Charlie chegou a sofrer cerca de cem crises convulsivas por dia. Medicamentos anticonvulsivantes, tratamentos experimentais e até uma cirurgia cerebral não conseguiram controlar a doença. Além da falta de resultados, os efeitos dos remédios deixavam a criança profundamente sedada e praticamente incapaz de interagir.
Buscando respostas por conta própria, Jim encontrou na literatura médica informações sobre a dieta cetogênica, uma terapia que nenhum dos médicos consultados havia apresentado à família.
A dieta já era utilizada no tratamento da epilepsia desde a década de 1920. Em 1921, médicos desenvolveram o protocolo cetogênico para reproduzir, por meio da alimentação, parte dos efeitos metabólicos do jejum, que já era observado como capaz de reduzir convulsões. Portanto, quando Charlie iniciou o tratamento nos anos 1990, a estratégia já acumulava aproximadamente 70 anos de uso clínico.

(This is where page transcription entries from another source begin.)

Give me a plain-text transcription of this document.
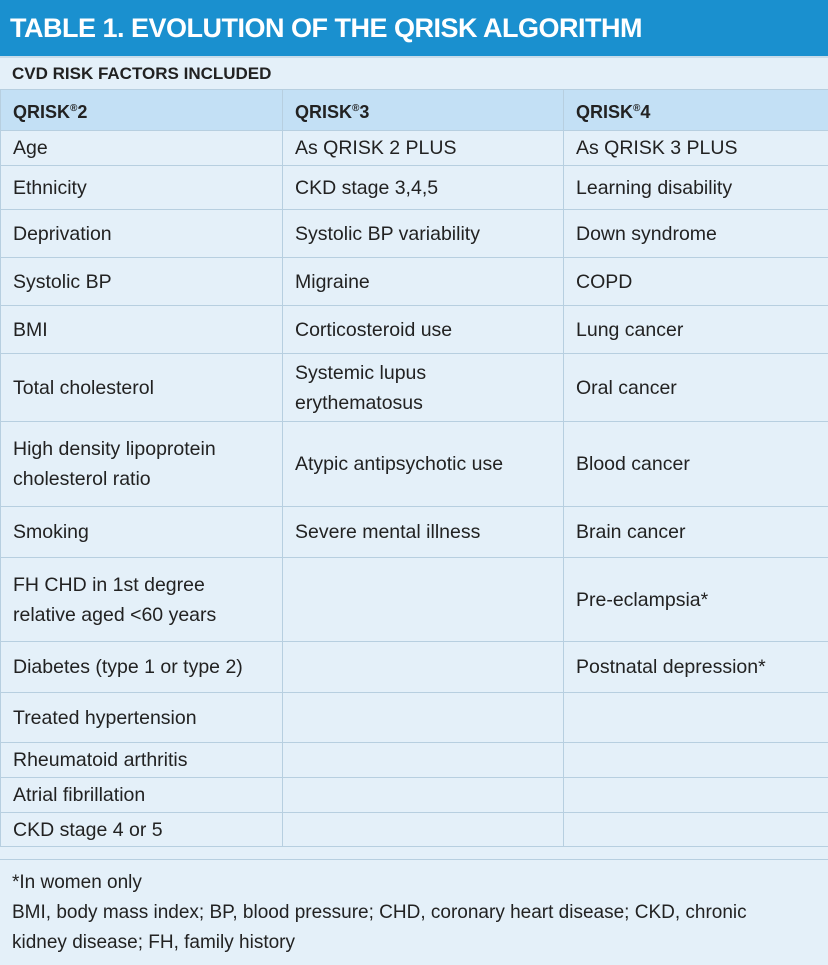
TABLE 1. EVOLUTION OF THE QRISK ALGORITHM
CVD RISK FACTORS INCLUDED
QRISK®2	QRISK®3	QRISK®4
Age	As QRISK 2 PLUS	As QRISK 3 PLUS
Ethnicity	CKD stage 3,4,5	Learning disability
Deprivation	Systolic BP variability	Down syndrome
Systolic BP	Migraine	COPD
BMI	Corticosteroid use	Lung cancer
Total cholesterol	Systemic lupus erythematosus	Oral cancer
High density lipoprotein cholesterol ratio	Atypic antipsychotic use	Blood cancer
Smoking	Severe mental illness	Brain cancer
FH CHD in 1st degree relative aged <60 years		Pre-eclampsia*
Diabetes (type 1 or type 2)		Postnatal depression*
Treated hypertension		
Rheumatoid arthritis		
Atrial fibrillation		
CKD stage 4 or 5		
*In women only
BMI, body mass index; BP, blood pressure; CHD, coronary heart disease; CKD, chronic
kidney disease; FH, family history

No Johns Hopkins, Charlie iniciou uma alimentação rigorosamente calculada, rica em gordura e com quantidades controladas de proteína e carboidratos. Em poucos dias, as crises desapareceram, os medicamentos foram retirados e seu desenvolvimento foi retomado.

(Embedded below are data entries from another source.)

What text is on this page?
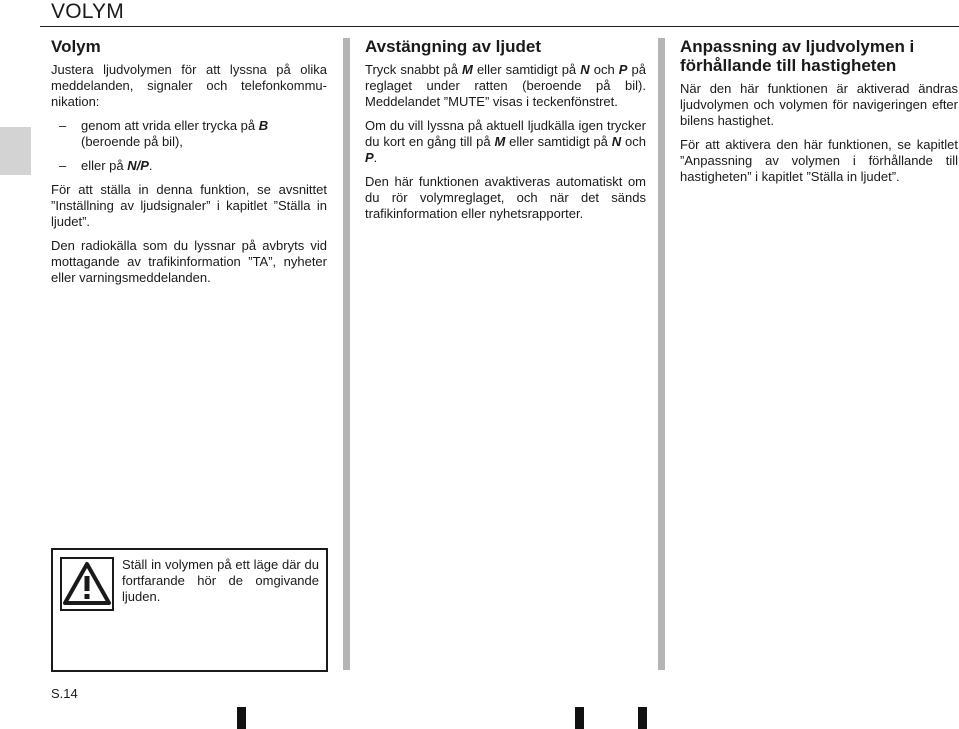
VOLYM
Volym

Justera ljudvolymen för att lyssna på olika meddelanden, signaler och telefonkommu-nikation:

–	genom att vrida eller trycka på B (beroende på bil),
–	eller på N/P.

För att ställa in denna funktion, se avsnittet ”Inställning av ljudsignaler” i kapitlet ”Ställa in ljudet”.

Den radiokälla som du lyssnar på avbryts vid mottagande av trafikinformation ”TA”, nyheter eller varningsmeddelanden.

Avstängning av ljudet

Tryck snabbt på M eller samtidigt på N och P på reglaget under ratten (beroende på bil). Meddelandet ”MUTE” visas i teckenfönstret.

Om du vill lyssna på aktuell ljudkälla igen trycker du kort en gång till på M eller samtidigt på N och P.

Den här funktionen avaktiveras automatiskt om du rör volymreglaget, och när det sänds trafikinformation eller nyhetsrapporter.

Anpassning av ljudvolymen i förhållande till hastigheten

När den här funktionen är aktiverad ändras ljudvolymen och volymen för navigeringen efter bilens hastighet.

För att aktivera den här funktionen, se kapitlet ”Anpassning av volymen i förhållande till hastigheten” i kapitlet ”Ställa in ljudet”.

Ställ in volymen på ett läge där du fortfarande hör de omgivande ljuden.
S.14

As primeiras tentativas de interromper a dieta provocaram o retorno imediato e violento das convulsões. Sempre que o tratamento alimentar era reiniciado, porém, as crises cessavam novamente. Após permanecer por mais tempo no protocolo, Charlie finalmente conseguiu abandonar a dieta e continuou livre de convulsões.
A experiência transformou a carreira de Jim Abrahams. Inconformado com o desconhecimento sobre a terapia, ele levou o tema à televisão, produziu o filme First Do No Harm, com Meryl Streep, fundou a Charlie Foundation e passou a divulgar a dieta cetogênica para famílias, médicos e pesquisadores.
Mais do que a história de uma criança, o documentário mostra como um tratamento conhecido havia décadas, eficaz para parte dos casos de epilepsia resistente a medicamentos e relativamente barato permaneceu à margem da prática médica. Também retrata a persistência de uma família que se recusou a aceitar que todas as alternativas já haviam sido tentadas.